By Dahlstrom’s count, Munson Medical Center in Traverse City currently has just 17 inpatient mental health care beds, and those are intended only “for very severe adult mental health crises, with stays often between 3–8 days.” It’s something, but it’s too narrow to respond effectively to the growing numbers of patients in need. 

“The range of services in Traverse City should be broad enough to meet the diverse needs of persons struggling with varying forms of mental illness,” Dahlstrom says. “Inpatient stays should range from 23 hours to 90 days. Obviously, if a person needs 60 days to stabilize and get immersed into a lifelong treatment plan, but only receives three days, the result is a continuous revolving door, as we see now.”

These types of longer-term inpatient facilities do exist in Michigan, but Dahlstrom says most of them are downstate. She recalls a time several years ago when a friend’s daughter needed to seek treatment for an eating disorder. Local health care providers referred the patient and her family to a long-term inpatient facility at the University of Michigan.

Dahlstrom sees that kind of solution — sending patients to other parts of the state to receive the care they need — as a mixed bag. On the one hand, patients are at least able to get the care they need. On the other hand, non-local facilities add other challenges to the equation. Many youth mental health treatment programs, for instance, require or strongly encourage the engagement of parents and family members for at least part of the treatment timeline — a challenge for parents trying to hold down jobs in Traverse City while their child receives treatment in Ann Arbor. 

Distance between home and treatment facility can also cause challenges once patients have concluded their stint in inpatient care.

“If [the patient] is downstate, and they've been doing this one thing and doing it really well, but then they come up here … then there’s a total detachment from what they were doing [in inpatient care],” Dahlstrom says. “It makes it extremely difficult to continue on with a good plan.”

Fortunately, there are signs of progress. Aranki says that “a number of individuals and organizations are currently working together on the inception of a crisis stabilization center.” Those efforts hit a setback when the region was turned down for a federal grant that would have helped finance the project. Still, local stakeholders are aware of the need and are actively working on ways to address it.

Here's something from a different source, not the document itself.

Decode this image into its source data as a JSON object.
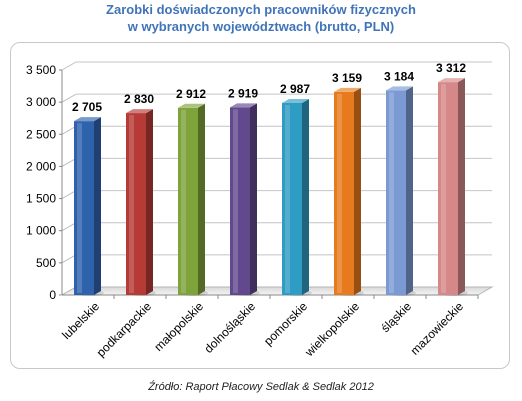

Just this week, the Northern Michigan Community Health Innovation Region (NMCHIR) hosted a behavioral health summit, with the idea of bringing together community mental health stakeholders and drafting an aligned set of goals and a comprehensive roadmap for providing and improving behavioral health services in the region.

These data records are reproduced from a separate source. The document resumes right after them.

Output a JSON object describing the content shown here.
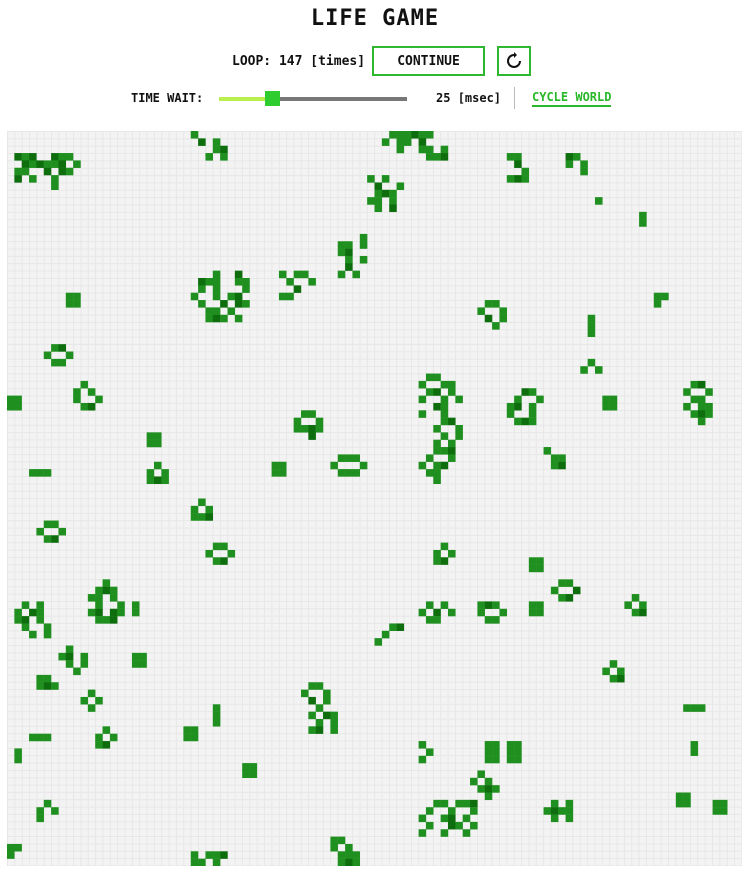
{
  "title": "LIFE GAME",
  "controls": {
    "loop_label": "LOOP:",
    "loop_count": "147",
    "loop_unit": "[times]",
    "continue_label": "CONTINUE",
    "reset_icon": "rotate-icon",
    "time_wait_label": "TIME WAIT:",
    "time_wait_value": "25",
    "time_wait_unit": "[msec]",
    "time_wait_fraction": 0.28,
    "cycle_world_label": "CYCLE WORLD"
  },
  "colors": {
    "accent": "#2fb82f",
    "cell_live": "#1f8f1f",
    "cell_dark": "#0e6e0e",
    "board_bg": "#f3f3f3",
    "slider_fill": "#b9ef4e",
    "slider_thumb": "#2ecc2e"
  },
  "board": {
    "columns": 100,
    "rows": 100,
    "patterns": [
      [
        1,
        3,
        "oxo..oxx|.oxoxxo.x|xx..o.ox.|o.x..x...|.....x.."
      ],
      [
        25,
        0,
        "x...|.o.x|...xo|..x.x"
      ],
      [
        51,
        0,
        ".xxxoxx|x.xx.o.|..x..xx.x|......xxo"
      ],
      [
        68,
        3,
        "xx|.o|..x|xox"
      ],
      [
        76,
        3,
        "ox|x.x|..x"
      ],
      [
        80,
        9,
        "x"
      ],
      [
        86,
        11,
        "x|x"
      ],
      [
        49,
        6,
        "x.x|.o..x|.xox|xx.x|.x.o"
      ],
      [
        8,
        22,
        "xx|xx"
      ],
      [
        45,
        14,
        "...x.|xx.x|xo..|.x.x|.o|x.x"
      ],
      [
        25,
        19,
        "...x..o.|.oxx..xx|.x.x...x|x..x.xo.|.x..o.ox|..xx.x..|..xox.x."
      ],
      [
        37,
        19,
        "x.xx|.x..x|..o.|xx.."
      ],
      [
        88,
        22,
        "xx|x"
      ],
      [
        64,
        23,
        ".xx|x..x|.o.x|..x"
      ],
      [
        79,
        25,
        "x|x|x"
      ],
      [
        5,
        29,
        ".xo.|x..x|.xx."
      ],
      [
        9,
        34,
        ".x|x.x|x..x|.xo"
      ],
      [
        0,
        36,
        "xx|xx"
      ],
      [
        56,
        33,
        ".xx.|x..xx|.xo.x|x..x.x|..ox.|x..x"
      ],
      [
        58,
        39,
        ".xo|x..x|.x.x|x.x"
      ],
      [
        68,
        35,
        "..ox|.x..x|xo.x|x..x|.xox"
      ],
      [
        78,
        31,
        ".x|x.x"
      ],
      [
        81,
        36,
        "xx|xx"
      ],
      [
        92,
        34,
        ".xo|x..x|.xx.|x.xx|.xox|..x"
      ],
      [
        39,
        38,
        ".xx|x..x|xxox|..o"
      ],
      [
        19,
        41,
        "xx|xx"
      ],
      [
        36,
        45,
        "xx|xx"
      ],
      [
        19,
        45,
        ".x|x.x|xox"
      ],
      [
        3,
        46,
        "xxx"
      ],
      [
        44,
        44,
        ".xxx.|x...x|.xxx."
      ],
      [
        56,
        43,
        "..xxo|.x..x|x.xo.|.xx..|..x"
      ],
      [
        73,
        43,
        "x.|.xx|.xo"
      ],
      [
        25,
        50,
        ".x|x.x|xxo"
      ],
      [
        4,
        53,
        ".xx|x..x|.xo"
      ],
      [
        27,
        56,
        ".xx|x..x|.xo"
      ],
      [
        58,
        56,
        ".x|x.x|xo"
      ],
      [
        71,
        58,
        "xx|xx"
      ],
      [
        74,
        61,
        ".xx|x..o|.xo"
      ],
      [
        1,
        64,
        ".x.x|x.ox.|xo.x.|.x..x|..x.x"
      ],
      [
        11,
        61,
        "..x.|.xox.|xx.x.|.x..x|xo.ox|.xxo"
      ],
      [
        17,
        64,
        "x|x"
      ],
      [
        56,
        64,
        ".x.x|x.o.x|.xx."
      ],
      [
        64,
        64,
        "xox|x..x|.xx"
      ],
      [
        71,
        64,
        "xx|xx"
      ],
      [
        84,
        63,
        ".x.|x.x|.xo"
      ],
      [
        50,
        67,
        "..xo|.x..|x..."
      ],
      [
        7,
        70,
        ".x.|xo.x|.x.x|..x"
      ],
      [
        17,
        71,
        "xx|xx"
      ],
      [
        81,
        72,
        ".x.|x.x|.xo"
      ],
      [
        4,
        74,
        "xx.|xox"
      ],
      [
        10,
        76,
        ".x.|x.x|.x"
      ],
      [
        40,
        75,
        ".xx.|x..x|.o.x|..x|.x.ox|..x.x|.xo.x"
      ],
      [
        28,
        78,
        "x|x|x"
      ],
      [
        24,
        81,
        "xx|xx"
      ],
      [
        3,
        82,
        "xxx"
      ],
      [
        12,
        81,
        ".x|x.x|xo"
      ],
      [
        2,
        83,
        "."
      ],
      [
        1,
        84,
        "x|x"
      ],
      [
        56,
        83,
        "x|.x|x"
      ],
      [
        65,
        83,
        "xx.xx|xx.xx|xx.xx"
      ],
      [
        92,
        78,
        "xxx"
      ],
      [
        93,
        83,
        "x|x"
      ],
      [
        32,
        86,
        "xx|xx"
      ],
      [
        63,
        87,
        ".x..|x.x.|.xox|..x."
      ],
      [
        4,
        91,
        ".x|x.x|x"
      ],
      [
        56,
        91,
        "..xx.xxo|.x..x..x|x..xo.x|.x..ox.x|x..x..x."
      ],
      [
        72,
        91,
        "..x.x|.xoxx|..x.x"
      ],
      [
        91,
        90,
        "xx|xx"
      ],
      [
        96,
        91,
        "xx|xx"
      ],
      [
        0,
        97,
        "xx|x."
      ],
      [
        44,
        96,
        "xx..|x.x.|.xxx|.xox"
      ],
      [
        25,
        98,
        "x.xxo|xx.x."
      ]
    ]
  }
}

“Youth inpatient will be a part of [that roadmap],” Gebhard says.

Whatever the roadmap ends up looking like, the stakes could hardly be higher.

“If we don't help our kids now, they will be less able to function successfully as adults, meaning more pressure on the adult mental health system, jails, and prisons — and increased medical health problems, as mental health and physical health are so intertwined and connected,” Aranki says. “There will be increases in suicidal ideation and suicide. This scenario also bodes badly for a labor force that is already shrinking across nearly every field and profession, including human services. Pay now, as the old saying goes, or pay later.”